Critique

Critique ciné: The Cut, les bonnes intentions ne font pas toujours les grands films

Tahar Rahim dans The Cut de Fatih Akin © DR
Jean-François Pluijgers
Jean-François Pluijgers Journaliste cinéma

DRAME HISTORIQUE | Fatih Akin ponctue sa trilogie par une fresque sur le génocide arménien. La démonstration que les bonnes intentions ne font pas toujours les grands films.

Découvert à la Mostra de Venise l’été dernier, The Cut (La blessure), le nouvel opus de Fatih Akin, y avait suscité une déception à la mesure de l’attente, le réalisateur s’empêtrant à l’évidence dans un sujet trop vaste pour lui, à l’instar, quelques mois plus tôt, de Michel Hazanavicius dans The Search. Imposante fresque historique, le film constitue le troisième volet d’une trilogie sur l’Amour, la Mort et le Diable entamée avec Gegen die Wand en 2004, pour se poursuivre trois ans plus tard avec Auf der anderen Seite. Entendant cette fois s’interroger sur les blessures que l’on peut infliger aux autres, de façon délibérée ou non, et sur la frontière fragile séparant le bien du mal, le cinéaste allemand d’origine turque s’empare d’un sujet brûlant, au coeur de l’actualité: le génocide arménien. Et remonte à cet effet le temps pour l’arrêter en 1915 à Mardin, au coeur de l’empire ottoman.

C’est là que l’on découvre Nazaret Manoogian (Tahar Rahim), un ferronnier menant une vie de famille heureuse avec sa femme et ses deux filles, jusqu’au jour où, comme les autres Arméniens de la ville, il est emmené par la police turque. Le début d’un long calvaire, l’histoire à suivre s’écrivant dans le sang du génocide; une horreur à laquelle Nazaret va survivre miraculeusement. Et de partir ensuite, mu par l’amour et l’énergie du désespoir, à la recherche de ses enfants, dont il a appris qu’ils étaient encore en vie, pour un périple peuplé d’anges et de démons qui le conduira de la Mésopotamie au Dakota.

Un interminable chemin de croix

Fatih Akin explique, dans le dossier de presse du film, avoir été choisi par le thème du génocide arménien plus qu’il ne l’a lui-même choisi. « Mes parents sont turcs et donc ce sujet m’interpelle, en particulier parce qu’il est tabou », relève-t-il, ajoutant avoir souhaité « aborder la peur de faire face à notre propre histoire. » Mais si la pertinence de ses intentions n’est guère discutable, c’est peu dire que l’on a déjà connu le réalisateur mieux inspiré.

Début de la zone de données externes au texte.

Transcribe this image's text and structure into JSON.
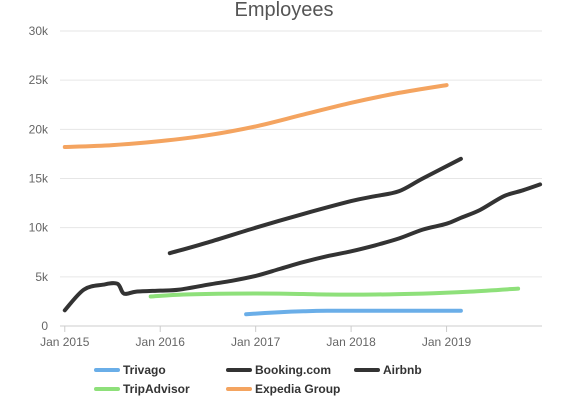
{
  "chart_data": {
    "type": "line",
    "title": "Employees",
    "xlabel": "",
    "ylabel": "",
    "ylim": [
      0,
      30000
    ],
    "y_ticks": [
      {
        "value": 0,
        "label": "0"
      },
      {
        "value": 5000,
        "label": "5k"
      },
      {
        "value": 10000,
        "label": "10k"
      },
      {
        "value": 15000,
        "label": "15k"
      },
      {
        "value": 20000,
        "label": "20k"
      },
      {
        "value": 25000,
        "label": "25k"
      },
      {
        "value": 30000,
        "label": "30k"
      }
    ],
    "xlim": [
      2014.95,
      2020.0
    ],
    "x_ticks": [
      {
        "value": 2015.0,
        "label": "Jan 2015"
      },
      {
        "value": 2016.0,
        "label": "Jan 2016"
      },
      {
        "value": 2017.0,
        "label": "Jan 2017"
      },
      {
        "value": 2018.0,
        "label": "Jan 2018"
      },
      {
        "value": 2019.0,
        "label": "Jan 2019"
      }
    ],
    "grid": true,
    "legend_position": "bottom",
    "series": [
      {
        "name": "Expedia Group",
        "color": "#f4a460",
        "points": [
          [
            2015.0,
            18200
          ],
          [
            2015.5,
            18400
          ],
          [
            2016.0,
            18800
          ],
          [
            2016.5,
            19400
          ],
          [
            2017.0,
            20300
          ],
          [
            2017.5,
            21500
          ],
          [
            2018.0,
            22700
          ],
          [
            2018.5,
            23700
          ],
          [
            2019.0,
            24500
          ]
        ]
      },
      {
        "name": "Booking.com",
        "color": "#333333",
        "points": [
          [
            2016.1,
            7400
          ],
          [
            2016.5,
            8500
          ],
          [
            2017.0,
            10000
          ],
          [
            2017.5,
            11400
          ],
          [
            2018.0,
            12700
          ],
          [
            2018.25,
            13200
          ],
          [
            2018.5,
            13700
          ],
          [
            2018.75,
            15000
          ],
          [
            2019.15,
            17000
          ]
        ]
      },
      {
        "name": "Airbnb",
        "color": "#333333",
        "points": [
          [
            2015.0,
            1600
          ],
          [
            2015.2,
            3700
          ],
          [
            2015.4,
            4200
          ],
          [
            2015.55,
            4300
          ],
          [
            2015.62,
            3300
          ],
          [
            2015.75,
            3500
          ],
          [
            2016.0,
            3600
          ],
          [
            2016.2,
            3700
          ],
          [
            2016.5,
            4200
          ],
          [
            2016.75,
            4600
          ],
          [
            2017.0,
            5100
          ],
          [
            2017.25,
            5800
          ],
          [
            2017.5,
            6500
          ],
          [
            2017.75,
            7100
          ],
          [
            2018.0,
            7600
          ],
          [
            2018.25,
            8200
          ],
          [
            2018.5,
            8900
          ],
          [
            2018.75,
            9800
          ],
          [
            2019.0,
            10400
          ],
          [
            2019.15,
            11000
          ],
          [
            2019.35,
            11800
          ],
          [
            2019.6,
            13200
          ],
          [
            2019.8,
            13800
          ],
          [
            2019.98,
            14400
          ]
        ]
      },
      {
        "name": "TripAdvisor",
        "color": "#8ee07a",
        "points": [
          [
            2015.9,
            3000
          ],
          [
            2016.25,
            3200
          ],
          [
            2016.75,
            3300
          ],
          [
            2017.25,
            3300
          ],
          [
            2017.75,
            3200
          ],
          [
            2018.25,
            3200
          ],
          [
            2018.75,
            3300
          ],
          [
            2019.25,
            3500
          ],
          [
            2019.75,
            3800
          ]
        ]
      },
      {
        "name": "Trivago",
        "color": "#6aaee8",
        "points": [
          [
            2016.9,
            1200
          ],
          [
            2017.25,
            1400
          ],
          [
            2017.5,
            1500
          ],
          [
            2017.75,
            1550
          ],
          [
            2018.25,
            1550
          ],
          [
            2018.75,
            1550
          ],
          [
            2019.15,
            1550
          ]
        ]
      }
    ],
    "legend": [
      {
        "name": "Trivago",
        "color": "#6aaee8"
      },
      {
        "name": "Booking.com",
        "color": "#333333"
      },
      {
        "name": "Airbnb",
        "color": "#333333"
      },
      {
        "name": "TripAdvisor",
        "color": "#8ee07a"
      },
      {
        "name": "Expedia Group",
        "color": "#f4a460"
      }
    ]
  }
}
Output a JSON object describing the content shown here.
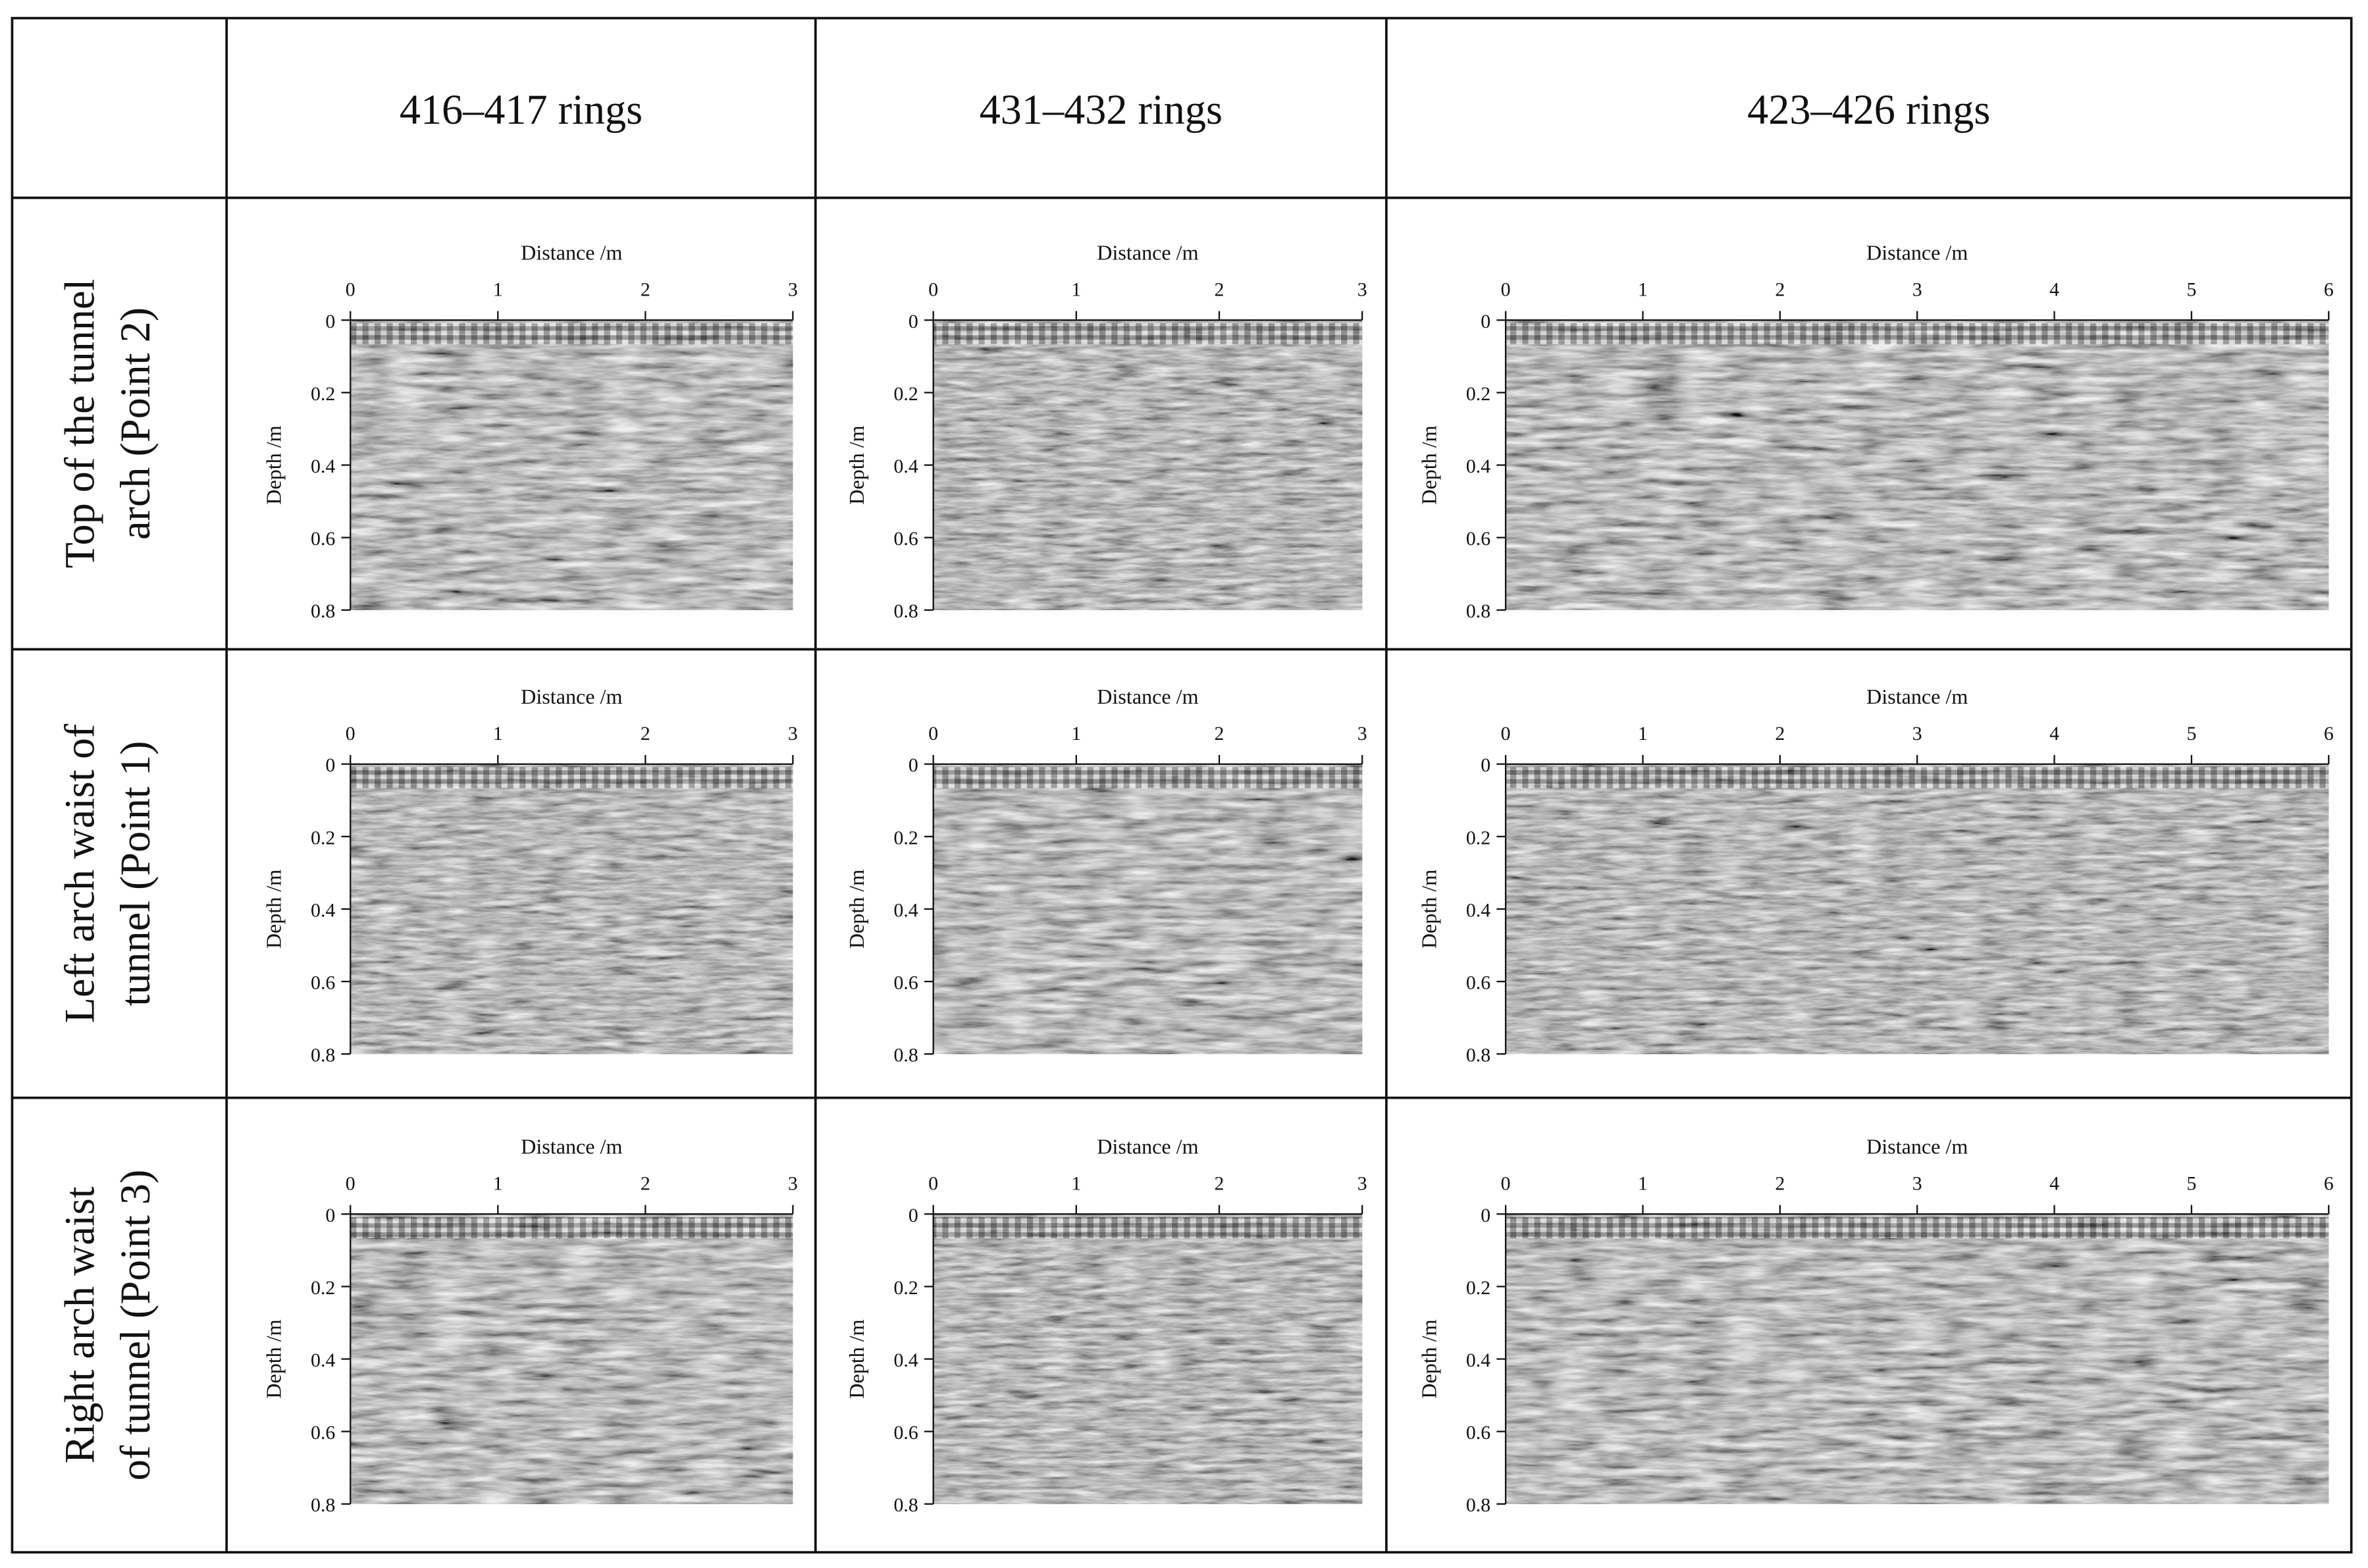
{
  "table": {
    "columns": [
      {
        "title": "416–417 rings",
        "xticks": [
          0,
          1,
          2,
          3
        ]
      },
      {
        "title": "431–432 rings",
        "xticks": [
          0,
          1,
          2,
          3
        ]
      },
      {
        "title": "423–426 rings",
        "xticks": [
          0,
          1,
          2,
          3,
          4,
          5,
          6
        ]
      }
    ],
    "rows": [
      {
        "label_lines": [
          "Top of the tunnel",
          "arch (Point 2)"
        ]
      },
      {
        "label_lines": [
          "Left arch waist of",
          "tunnel (Point 1)"
        ]
      },
      {
        "label_lines": [
          "Right arch waist",
          "of tunnel (Point 3)"
        ]
      }
    ],
    "x_label": "Distance /m",
    "y_label": "Depth /m",
    "yticks": [
      0,
      0.2,
      0.4,
      0.6,
      0.8
    ]
  }
}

Passe encore pour l’improbable bric-à-brac linguistique présidant à The Cut, voulant notamment que Tahar Rahim (pour une fois plutôt à côté de ses pompes) s’exprime ici en… anglais. Plus gênant, le cinéaste ne réussit jamais à trouver le ton juste, qu’il s’agisse de son évocation du génocide ou de l’odyssée en forme d’interminable chemin de croix à suivre, l’entreprise apparaissant à ce point plombée que son film échoue aux niveaux épique comme métaphorique. On y verra la démonstration par l’absurde que Fatih Akin n’est jamais aussi à l’aise que lorsqu’il s’attèle à des projets plus modestes en apparence, mais pas moins pénétrants pour autant, que l’on se rappelle Gegen die Wand ou, plus près de nous, Soul Kitchen.

DE FATIH AKIN. AVEC TAHAR RAHIM, SIMON ABKARIAN, ABSINÉE KHANJIAN. 2H18. SORTIE: 03/06.